Zero Trust Segmentation

How to Solve the Top 3 Challenges of Securing Containers and Kubernetes Environments

Cloud security represented by a skyscraper reaching into the clouds

Is your organization simultaneously embracing DevOps and the "shift-left" approach while changing the ways you think about development and production infrastructure? You’re not alone.

The days of on-premises data centers with limited hardware servers and standardized development suites are now in the rearview mirror. Developers need the freedom to leverage any cloud, cloud service instance, or tool that best suits their applications.  

While this newfound flexibility fosters rapid innovation, it also presents a host of challenges when it comes to deploying consistent yet flexible security across ever-changing containers and Kubernetes environments.

3 challenges of securing containers and Kubernetes environments

There's still a common misconception that containers and Kubernetes environments don't need the same kind of security as other parts of the network. This simply isn't true. There are major difficulties facing security teams trying to secure containers and Kubernetes environments. Here are three of the top challenges:

1. Adapting security policies to dynamic containers and Kubernetes environments

Embracing a microservices architecture and selecting containerized Kubernetes services introduces various advantages, including enhanced service availability, seamless upgrades, auto-scaling, and platform portability. However, containers have lifecycles that are orchestrated by Kubernetes with many tasks automated and sometimes lasting mere minutes while the containers themselves exist for just seconds.  

This dynamic nature poses challenges for security administrators, leading to a need to focus on enforcing policies primarily at the ingress and egress points. The emergence of multi-cluster service meshes and service mesh federation across clouds enables containers to be deployed anywhere and connected across the service mesh.  

Relying solely on perimeter defenses becomes less effective as the service mesh expands.

2. Ensuring enforcement across the entire stack

A closer look at a managed Kubernetes service in a public cloud, such as AWS Elastic Kubernetes Service (AWS EKS), reveals multiple enforcement points, including network firewalls, security groups, application load balancers, and Kubernetes network policies, each contributing to different aspects of security. The introduction of a service mesh further adds a layer of authorization policies.  

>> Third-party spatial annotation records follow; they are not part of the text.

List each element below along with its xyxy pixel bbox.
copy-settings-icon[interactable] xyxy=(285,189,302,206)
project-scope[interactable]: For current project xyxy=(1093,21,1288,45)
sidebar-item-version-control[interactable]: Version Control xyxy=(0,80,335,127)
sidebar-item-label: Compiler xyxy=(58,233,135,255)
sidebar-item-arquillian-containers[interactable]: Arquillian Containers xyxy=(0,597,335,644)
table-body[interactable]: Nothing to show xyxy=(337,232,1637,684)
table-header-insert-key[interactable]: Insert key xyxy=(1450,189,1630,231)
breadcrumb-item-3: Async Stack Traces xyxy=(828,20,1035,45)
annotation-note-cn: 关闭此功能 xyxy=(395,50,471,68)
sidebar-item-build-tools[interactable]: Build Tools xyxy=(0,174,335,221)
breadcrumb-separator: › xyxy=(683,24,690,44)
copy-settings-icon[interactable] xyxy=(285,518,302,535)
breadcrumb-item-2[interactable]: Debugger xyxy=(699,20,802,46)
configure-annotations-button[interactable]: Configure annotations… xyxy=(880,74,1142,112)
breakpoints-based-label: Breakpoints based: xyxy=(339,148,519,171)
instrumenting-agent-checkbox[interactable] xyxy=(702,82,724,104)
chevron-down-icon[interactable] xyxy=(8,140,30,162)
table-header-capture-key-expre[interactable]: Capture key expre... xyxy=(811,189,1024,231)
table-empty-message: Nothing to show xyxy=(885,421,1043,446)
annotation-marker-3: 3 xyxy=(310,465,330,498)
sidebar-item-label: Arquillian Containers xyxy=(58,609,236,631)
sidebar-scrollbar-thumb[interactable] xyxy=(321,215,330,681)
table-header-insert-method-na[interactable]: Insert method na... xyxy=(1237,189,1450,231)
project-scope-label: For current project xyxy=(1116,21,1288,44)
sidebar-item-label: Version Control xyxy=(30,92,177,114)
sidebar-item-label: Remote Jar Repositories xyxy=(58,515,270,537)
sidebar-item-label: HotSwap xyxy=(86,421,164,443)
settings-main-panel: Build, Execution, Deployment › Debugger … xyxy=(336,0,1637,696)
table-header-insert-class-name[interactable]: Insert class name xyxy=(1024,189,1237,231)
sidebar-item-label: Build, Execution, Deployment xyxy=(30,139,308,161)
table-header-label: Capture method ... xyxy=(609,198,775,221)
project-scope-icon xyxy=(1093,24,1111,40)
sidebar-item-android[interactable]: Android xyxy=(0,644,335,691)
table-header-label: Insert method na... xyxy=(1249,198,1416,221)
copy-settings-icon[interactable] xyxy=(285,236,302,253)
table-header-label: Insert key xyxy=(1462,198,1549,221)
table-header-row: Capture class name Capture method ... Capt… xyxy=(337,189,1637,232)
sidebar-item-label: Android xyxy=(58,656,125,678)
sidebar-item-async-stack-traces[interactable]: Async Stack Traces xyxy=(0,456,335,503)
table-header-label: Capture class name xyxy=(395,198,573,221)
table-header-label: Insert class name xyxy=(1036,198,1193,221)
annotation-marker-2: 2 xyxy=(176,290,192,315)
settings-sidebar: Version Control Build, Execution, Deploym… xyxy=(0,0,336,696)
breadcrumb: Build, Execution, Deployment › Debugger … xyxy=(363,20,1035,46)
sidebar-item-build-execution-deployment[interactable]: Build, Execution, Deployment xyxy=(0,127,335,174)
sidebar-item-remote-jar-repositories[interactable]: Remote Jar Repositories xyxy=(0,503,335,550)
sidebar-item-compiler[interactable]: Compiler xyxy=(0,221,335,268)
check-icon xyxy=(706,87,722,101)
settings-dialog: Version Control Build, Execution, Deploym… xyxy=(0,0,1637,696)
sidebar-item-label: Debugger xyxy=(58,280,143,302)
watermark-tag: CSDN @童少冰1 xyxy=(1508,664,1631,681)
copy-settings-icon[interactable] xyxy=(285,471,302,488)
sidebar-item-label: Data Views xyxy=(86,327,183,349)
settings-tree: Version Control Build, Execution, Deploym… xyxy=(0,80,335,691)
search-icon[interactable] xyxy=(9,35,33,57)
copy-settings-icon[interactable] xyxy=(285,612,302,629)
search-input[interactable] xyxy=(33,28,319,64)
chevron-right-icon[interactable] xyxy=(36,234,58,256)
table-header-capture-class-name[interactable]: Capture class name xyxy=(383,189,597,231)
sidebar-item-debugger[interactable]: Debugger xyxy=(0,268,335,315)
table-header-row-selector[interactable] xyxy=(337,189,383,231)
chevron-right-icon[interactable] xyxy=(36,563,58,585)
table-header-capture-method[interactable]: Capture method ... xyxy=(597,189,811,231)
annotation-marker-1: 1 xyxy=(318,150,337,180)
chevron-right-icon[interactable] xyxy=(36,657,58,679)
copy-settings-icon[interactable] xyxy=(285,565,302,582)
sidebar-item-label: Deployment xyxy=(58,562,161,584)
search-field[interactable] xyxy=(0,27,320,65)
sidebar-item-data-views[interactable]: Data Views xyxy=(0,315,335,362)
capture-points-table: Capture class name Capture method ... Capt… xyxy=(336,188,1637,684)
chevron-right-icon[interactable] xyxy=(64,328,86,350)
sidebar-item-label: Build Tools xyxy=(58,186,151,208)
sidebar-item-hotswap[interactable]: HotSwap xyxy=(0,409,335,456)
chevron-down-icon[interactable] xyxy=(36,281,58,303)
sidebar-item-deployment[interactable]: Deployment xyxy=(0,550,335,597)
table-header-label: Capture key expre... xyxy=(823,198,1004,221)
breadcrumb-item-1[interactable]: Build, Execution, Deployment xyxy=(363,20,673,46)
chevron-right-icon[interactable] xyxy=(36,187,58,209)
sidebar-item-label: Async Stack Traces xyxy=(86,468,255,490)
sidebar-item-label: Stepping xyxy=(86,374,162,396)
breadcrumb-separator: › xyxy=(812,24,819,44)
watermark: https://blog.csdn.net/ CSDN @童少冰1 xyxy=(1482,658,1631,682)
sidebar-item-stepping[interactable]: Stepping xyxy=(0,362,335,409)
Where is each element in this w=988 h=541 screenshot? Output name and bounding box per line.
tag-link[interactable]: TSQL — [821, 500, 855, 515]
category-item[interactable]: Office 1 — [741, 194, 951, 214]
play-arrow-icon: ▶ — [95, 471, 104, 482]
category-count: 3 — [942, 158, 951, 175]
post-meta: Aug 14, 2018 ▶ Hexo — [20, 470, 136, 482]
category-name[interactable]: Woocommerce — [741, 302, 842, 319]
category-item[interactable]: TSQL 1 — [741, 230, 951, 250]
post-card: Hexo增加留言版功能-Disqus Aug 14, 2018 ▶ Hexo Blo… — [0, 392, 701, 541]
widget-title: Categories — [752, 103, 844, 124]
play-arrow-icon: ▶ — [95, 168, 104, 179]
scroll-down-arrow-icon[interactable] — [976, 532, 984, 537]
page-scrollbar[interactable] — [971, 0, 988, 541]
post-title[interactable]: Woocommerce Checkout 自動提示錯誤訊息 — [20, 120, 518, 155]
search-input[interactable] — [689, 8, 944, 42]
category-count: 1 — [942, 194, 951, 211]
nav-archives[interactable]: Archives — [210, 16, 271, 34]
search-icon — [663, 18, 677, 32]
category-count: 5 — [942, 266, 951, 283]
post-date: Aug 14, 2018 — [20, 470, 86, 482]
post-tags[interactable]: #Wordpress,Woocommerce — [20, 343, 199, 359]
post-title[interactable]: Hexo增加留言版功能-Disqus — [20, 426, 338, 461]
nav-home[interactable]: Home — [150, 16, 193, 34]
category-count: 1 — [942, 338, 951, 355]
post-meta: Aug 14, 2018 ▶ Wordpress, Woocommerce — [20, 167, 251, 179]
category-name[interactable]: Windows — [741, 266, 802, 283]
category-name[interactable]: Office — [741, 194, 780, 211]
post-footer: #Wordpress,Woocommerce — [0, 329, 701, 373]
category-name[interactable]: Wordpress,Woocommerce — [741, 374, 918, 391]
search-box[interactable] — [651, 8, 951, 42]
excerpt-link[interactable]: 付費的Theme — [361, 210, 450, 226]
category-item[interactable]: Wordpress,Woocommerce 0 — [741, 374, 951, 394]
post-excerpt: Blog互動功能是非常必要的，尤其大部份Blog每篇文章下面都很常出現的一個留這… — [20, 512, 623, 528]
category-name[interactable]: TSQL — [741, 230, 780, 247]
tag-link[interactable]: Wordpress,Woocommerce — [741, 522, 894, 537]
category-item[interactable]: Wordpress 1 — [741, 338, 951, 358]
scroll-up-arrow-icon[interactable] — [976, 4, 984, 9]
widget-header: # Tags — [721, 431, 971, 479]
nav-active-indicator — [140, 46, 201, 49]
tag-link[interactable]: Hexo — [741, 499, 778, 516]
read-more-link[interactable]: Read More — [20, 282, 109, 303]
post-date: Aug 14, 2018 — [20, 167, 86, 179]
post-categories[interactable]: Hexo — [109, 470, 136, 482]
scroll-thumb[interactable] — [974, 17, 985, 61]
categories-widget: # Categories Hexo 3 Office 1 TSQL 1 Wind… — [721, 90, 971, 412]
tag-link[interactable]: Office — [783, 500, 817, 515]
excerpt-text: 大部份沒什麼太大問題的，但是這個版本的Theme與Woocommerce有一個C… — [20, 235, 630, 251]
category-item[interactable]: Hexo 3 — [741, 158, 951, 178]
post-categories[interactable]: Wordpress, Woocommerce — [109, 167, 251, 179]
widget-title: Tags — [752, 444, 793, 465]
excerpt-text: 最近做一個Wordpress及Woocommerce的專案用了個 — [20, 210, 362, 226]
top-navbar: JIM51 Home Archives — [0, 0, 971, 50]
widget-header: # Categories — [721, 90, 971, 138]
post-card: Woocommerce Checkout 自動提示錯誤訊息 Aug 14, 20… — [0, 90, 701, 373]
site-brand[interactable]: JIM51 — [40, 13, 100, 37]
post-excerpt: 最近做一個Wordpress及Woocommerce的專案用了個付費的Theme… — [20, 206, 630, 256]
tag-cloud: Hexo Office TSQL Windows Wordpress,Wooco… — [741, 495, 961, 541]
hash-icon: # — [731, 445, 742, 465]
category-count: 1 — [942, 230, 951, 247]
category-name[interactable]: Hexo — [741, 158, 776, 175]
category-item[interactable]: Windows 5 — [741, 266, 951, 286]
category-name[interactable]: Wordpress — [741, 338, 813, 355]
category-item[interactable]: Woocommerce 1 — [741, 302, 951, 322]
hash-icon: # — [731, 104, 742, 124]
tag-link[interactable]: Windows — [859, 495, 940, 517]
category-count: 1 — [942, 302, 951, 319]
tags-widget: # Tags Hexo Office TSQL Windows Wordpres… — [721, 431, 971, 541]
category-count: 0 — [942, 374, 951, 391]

Often, these enforcement points fall under the ownership of various teams, such as cloud or platform teams, DevOps teams, and application developers. Cloud-native security is widely recognized as a shared responsibility among different teams. In the Kubernetes stack within public clouds, this ownership fragmentation can be particularly challenging. The question arises: How can we ensure network and application segmentation without gaps?

3. Establishing uniform policies across hybrid and multi-cloud environments

This is where many enterprises encounter significant obstacles.  

Most policy controls are typically confined to specific environments and provide segmentation only within those confines. But with today's complex, interconnected environments, these isolated policies often fall short and create vulnerabilities where malware can potentially move laterally across them. To further complicate things, different workloads in different environments have varying sets of metadata and attributes.  

All of these challenges means that security teams must devise a solution that provides end-to-end visibility across the entire attack surface.

How Illumio Core for Kubernetes solves these challenges

With Illumio Core for Kubernetes, security teams can overcome the challenges associated with securing dynamic environments, enforcing policies across the entire stack, and maintaining consistent security policies across hybrid and multi-cloud deployments.

Integration with the Kubernetes control plane: Illumio seamlessly integrates with the Kubernetes control plane, receiving information on the creation and removal of nodes, namespaces, services, workloads, and pods. This allows Illumio to apply corresponding policies dynamically.

Helm Chart installation: Illumio simplifies the deployment process by offering Helm Charts which encapsulate all necessary Kubernetes resources and configurations for the Illumio security solution. These charts can be customized using Helm values to meet specific requirements. By using Helm, Illumio seamlessly integrates into DevOps workflows.

Label-based policy: Illumio's label-based policies are particularly suitable for managing mixed workloads in multi-cloud environments. Administrators can map metadata and attributes into a common set of labels, ensuring a consistent approach to security assessment.

Illumio providing rule enforcement within a cluster

Mapping cloud metadata and Kubernetes labels-to-labels: Illumio allows DevOps users to specify the label mapping from Kubernetes node labels to Illumio labels. This simplifies the process of mapping default environmental information to label sets, ensuring that policies are readily applied as nodes are added to clusters.

Scalability and performance: As enterprises continue to expand their cloud and application initiatives, the Illumio solution has been thoroughly tested and is equipped to scale to meet the demands of future growth.